RE: Subject: Re: 32'nd bit & UTF-8

From: Martin Duerst ([email protected])
Date: Mon Jan 24 2005 - 02:07:54 CST

Next message: Martin Duerst: "RE: Subject: Re: 32'nd bit & UTF-8"

Previous message: Martin Duerst: "Re: 32'nd bit & UTF-8"
Maybe in reply to: Arcane Jill: "Subject: Re: 32'nd bit & UTF-8"
Next in thread: Martin Duerst: "RE: Subject: Re: 32'nd bit & UTF-8"
Messages sorted by: [ date ] [ thread ] [ subject ] [ author ] [ attachment ]
Mail actions: [ respond to this message ] [ mail a new topic ]
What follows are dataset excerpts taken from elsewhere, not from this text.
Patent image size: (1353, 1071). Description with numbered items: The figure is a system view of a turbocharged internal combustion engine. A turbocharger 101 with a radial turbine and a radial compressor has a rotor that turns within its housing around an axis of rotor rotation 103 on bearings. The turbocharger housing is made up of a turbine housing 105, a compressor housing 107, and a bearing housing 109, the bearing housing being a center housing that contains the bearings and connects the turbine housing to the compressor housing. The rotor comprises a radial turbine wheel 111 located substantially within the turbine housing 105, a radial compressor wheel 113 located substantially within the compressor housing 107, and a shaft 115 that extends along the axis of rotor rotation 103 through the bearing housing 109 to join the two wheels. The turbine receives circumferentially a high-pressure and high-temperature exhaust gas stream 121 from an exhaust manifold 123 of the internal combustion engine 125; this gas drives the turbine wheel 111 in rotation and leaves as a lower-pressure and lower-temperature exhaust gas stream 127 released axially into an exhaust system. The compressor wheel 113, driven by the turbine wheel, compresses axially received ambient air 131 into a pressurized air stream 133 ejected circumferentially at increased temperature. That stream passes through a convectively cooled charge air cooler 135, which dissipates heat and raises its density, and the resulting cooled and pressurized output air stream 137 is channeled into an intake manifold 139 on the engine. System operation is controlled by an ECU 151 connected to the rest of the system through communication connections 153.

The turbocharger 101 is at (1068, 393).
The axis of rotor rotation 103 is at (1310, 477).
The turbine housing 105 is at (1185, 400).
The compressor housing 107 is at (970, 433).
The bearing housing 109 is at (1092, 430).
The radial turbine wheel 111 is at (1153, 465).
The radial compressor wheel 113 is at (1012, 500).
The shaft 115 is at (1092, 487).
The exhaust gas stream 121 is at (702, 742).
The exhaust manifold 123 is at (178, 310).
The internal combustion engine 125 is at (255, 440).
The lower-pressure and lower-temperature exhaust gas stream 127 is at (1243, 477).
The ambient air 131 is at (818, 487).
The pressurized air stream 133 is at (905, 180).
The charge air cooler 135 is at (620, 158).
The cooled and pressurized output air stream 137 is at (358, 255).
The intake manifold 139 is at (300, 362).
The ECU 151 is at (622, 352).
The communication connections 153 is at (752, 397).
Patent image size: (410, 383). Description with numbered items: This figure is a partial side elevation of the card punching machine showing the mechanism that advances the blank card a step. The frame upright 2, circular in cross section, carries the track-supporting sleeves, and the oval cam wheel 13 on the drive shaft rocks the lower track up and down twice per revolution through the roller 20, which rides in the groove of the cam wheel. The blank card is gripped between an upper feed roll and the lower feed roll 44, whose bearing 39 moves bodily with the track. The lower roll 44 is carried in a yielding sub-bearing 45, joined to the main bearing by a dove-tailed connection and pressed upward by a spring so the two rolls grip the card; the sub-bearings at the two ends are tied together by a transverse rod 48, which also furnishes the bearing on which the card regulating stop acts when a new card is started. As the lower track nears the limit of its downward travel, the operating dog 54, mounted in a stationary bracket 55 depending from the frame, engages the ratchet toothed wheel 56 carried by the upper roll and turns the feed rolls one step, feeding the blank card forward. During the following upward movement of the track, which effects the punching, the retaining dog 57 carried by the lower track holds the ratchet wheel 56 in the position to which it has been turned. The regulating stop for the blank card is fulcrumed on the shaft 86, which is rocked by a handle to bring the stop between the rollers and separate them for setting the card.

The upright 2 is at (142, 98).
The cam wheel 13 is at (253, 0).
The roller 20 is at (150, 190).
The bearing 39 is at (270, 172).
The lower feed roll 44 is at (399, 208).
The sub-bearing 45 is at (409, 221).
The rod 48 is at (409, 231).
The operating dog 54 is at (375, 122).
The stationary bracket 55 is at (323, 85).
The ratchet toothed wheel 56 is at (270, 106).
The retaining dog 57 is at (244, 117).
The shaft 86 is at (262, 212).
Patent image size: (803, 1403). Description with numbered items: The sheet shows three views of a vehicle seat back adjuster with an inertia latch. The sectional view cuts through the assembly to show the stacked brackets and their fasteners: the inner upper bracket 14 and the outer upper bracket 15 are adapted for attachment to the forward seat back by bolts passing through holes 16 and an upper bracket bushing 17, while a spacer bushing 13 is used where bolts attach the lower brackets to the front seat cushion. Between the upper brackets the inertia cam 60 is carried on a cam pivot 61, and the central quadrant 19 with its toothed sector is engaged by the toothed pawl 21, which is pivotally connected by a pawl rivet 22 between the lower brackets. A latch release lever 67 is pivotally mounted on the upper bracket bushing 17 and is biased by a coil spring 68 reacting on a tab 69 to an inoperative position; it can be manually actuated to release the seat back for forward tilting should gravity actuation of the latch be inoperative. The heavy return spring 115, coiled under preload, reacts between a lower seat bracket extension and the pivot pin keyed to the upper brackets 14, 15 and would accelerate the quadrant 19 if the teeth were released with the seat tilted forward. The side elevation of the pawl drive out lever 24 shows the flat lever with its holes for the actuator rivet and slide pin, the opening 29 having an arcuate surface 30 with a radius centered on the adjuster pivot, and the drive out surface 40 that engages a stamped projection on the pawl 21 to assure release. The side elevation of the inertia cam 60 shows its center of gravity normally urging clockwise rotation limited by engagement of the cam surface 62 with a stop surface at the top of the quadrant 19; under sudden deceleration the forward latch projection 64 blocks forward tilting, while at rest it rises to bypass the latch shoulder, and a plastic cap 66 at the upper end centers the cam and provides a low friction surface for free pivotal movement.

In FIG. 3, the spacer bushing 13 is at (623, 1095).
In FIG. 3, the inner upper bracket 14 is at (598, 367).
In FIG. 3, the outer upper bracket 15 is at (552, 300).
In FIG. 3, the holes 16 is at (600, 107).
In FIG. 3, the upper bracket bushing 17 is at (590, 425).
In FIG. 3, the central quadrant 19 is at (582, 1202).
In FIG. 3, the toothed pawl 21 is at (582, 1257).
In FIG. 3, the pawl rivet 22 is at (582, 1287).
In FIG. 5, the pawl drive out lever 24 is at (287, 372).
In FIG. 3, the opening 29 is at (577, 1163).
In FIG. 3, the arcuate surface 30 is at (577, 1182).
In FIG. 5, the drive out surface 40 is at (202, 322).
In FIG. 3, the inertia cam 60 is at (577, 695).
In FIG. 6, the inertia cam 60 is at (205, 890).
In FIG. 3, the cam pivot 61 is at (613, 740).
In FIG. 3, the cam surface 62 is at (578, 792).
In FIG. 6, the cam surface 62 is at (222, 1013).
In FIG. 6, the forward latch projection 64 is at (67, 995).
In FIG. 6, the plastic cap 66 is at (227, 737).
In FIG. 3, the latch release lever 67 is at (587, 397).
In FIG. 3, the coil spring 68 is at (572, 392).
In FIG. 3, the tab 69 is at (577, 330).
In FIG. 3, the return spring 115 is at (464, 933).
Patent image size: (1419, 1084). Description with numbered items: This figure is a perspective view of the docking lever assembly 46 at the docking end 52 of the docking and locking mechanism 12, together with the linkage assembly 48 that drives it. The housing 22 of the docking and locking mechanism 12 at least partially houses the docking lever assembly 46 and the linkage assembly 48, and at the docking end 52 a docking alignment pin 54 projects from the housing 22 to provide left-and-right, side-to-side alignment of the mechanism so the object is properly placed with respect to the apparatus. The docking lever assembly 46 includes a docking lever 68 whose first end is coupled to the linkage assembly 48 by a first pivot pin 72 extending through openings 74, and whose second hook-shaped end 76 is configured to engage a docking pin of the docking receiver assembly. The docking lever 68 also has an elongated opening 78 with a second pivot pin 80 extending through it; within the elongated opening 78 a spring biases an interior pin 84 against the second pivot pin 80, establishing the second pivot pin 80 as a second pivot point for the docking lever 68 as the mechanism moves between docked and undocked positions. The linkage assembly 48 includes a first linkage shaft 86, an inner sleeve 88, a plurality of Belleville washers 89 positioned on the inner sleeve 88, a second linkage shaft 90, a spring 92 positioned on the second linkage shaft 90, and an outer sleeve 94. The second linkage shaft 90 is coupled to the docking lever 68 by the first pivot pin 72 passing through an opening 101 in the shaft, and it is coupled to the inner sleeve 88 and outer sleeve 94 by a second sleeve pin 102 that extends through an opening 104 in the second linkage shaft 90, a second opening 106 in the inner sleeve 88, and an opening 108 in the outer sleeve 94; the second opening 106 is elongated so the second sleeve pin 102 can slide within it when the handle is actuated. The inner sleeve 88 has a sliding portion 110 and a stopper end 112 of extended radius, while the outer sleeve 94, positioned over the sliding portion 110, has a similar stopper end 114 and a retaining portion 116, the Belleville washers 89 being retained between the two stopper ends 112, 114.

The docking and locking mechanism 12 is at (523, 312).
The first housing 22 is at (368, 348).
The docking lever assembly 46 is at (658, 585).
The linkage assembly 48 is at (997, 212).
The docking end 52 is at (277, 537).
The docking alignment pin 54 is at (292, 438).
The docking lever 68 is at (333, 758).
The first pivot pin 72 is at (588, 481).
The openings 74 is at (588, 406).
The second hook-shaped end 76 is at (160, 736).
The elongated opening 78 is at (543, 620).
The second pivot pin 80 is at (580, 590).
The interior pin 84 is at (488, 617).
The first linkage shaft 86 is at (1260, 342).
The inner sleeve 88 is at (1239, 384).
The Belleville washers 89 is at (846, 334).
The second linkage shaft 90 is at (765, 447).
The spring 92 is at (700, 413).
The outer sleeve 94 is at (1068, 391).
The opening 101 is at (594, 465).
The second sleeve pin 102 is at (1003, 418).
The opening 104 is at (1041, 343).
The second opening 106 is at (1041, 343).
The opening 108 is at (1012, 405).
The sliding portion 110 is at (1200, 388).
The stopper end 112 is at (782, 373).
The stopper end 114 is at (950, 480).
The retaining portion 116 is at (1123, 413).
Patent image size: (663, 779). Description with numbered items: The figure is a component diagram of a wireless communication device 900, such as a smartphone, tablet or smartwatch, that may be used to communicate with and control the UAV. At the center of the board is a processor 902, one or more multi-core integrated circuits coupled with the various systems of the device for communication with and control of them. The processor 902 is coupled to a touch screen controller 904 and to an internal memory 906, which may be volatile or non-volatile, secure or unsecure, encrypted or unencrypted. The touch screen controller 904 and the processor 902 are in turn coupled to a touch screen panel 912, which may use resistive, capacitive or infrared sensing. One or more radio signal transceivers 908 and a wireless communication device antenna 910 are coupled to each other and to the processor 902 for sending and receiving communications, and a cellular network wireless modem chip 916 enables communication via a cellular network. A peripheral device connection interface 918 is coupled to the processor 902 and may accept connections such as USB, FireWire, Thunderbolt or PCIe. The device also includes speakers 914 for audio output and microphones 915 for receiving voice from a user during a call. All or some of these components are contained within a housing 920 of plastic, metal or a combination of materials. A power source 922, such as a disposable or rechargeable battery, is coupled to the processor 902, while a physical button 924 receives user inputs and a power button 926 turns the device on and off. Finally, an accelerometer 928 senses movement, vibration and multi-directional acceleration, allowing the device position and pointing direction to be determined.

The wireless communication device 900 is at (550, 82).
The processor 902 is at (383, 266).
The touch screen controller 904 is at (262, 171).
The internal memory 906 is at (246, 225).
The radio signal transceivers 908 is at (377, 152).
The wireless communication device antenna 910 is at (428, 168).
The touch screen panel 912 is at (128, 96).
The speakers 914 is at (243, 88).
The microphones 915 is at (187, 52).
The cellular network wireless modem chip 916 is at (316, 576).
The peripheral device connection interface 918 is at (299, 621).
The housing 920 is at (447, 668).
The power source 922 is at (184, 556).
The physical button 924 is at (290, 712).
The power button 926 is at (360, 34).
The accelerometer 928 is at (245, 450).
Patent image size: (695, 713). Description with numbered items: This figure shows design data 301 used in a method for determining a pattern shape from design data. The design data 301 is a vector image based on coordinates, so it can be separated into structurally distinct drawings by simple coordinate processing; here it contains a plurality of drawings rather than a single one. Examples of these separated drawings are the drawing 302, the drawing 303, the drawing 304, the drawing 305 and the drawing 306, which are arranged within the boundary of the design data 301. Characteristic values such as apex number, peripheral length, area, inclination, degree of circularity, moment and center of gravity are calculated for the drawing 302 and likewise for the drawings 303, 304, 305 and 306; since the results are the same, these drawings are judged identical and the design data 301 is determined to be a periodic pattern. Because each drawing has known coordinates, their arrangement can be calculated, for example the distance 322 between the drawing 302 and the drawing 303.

At 13:24 05/01/20, Peter Constable wrote:

>If anyone ever assumed UTF-8 is compatible with ASCII, they were
>mistaken. An ASCII processor can expect to receive octets strictly in
>the range 0 - 127, period, whereas clearly UTF-8 data can contain octets
>outside that range.
>
>ASCII is forward compatible with UTF-8 (a UTF-8 processor can process
>ASCII data), not the other way around.

Well, there is more than just that. There is a large class
of programs and tools out there that process 8-bit data, but
look only at the ASCII values. Such tools work with a lot
of encodings, starting with iso-8859-1, but not with some
others such as Shift_JIS. The subset of UTF-8 without a BOM
works with such tools, but with a BOM, it doesn't.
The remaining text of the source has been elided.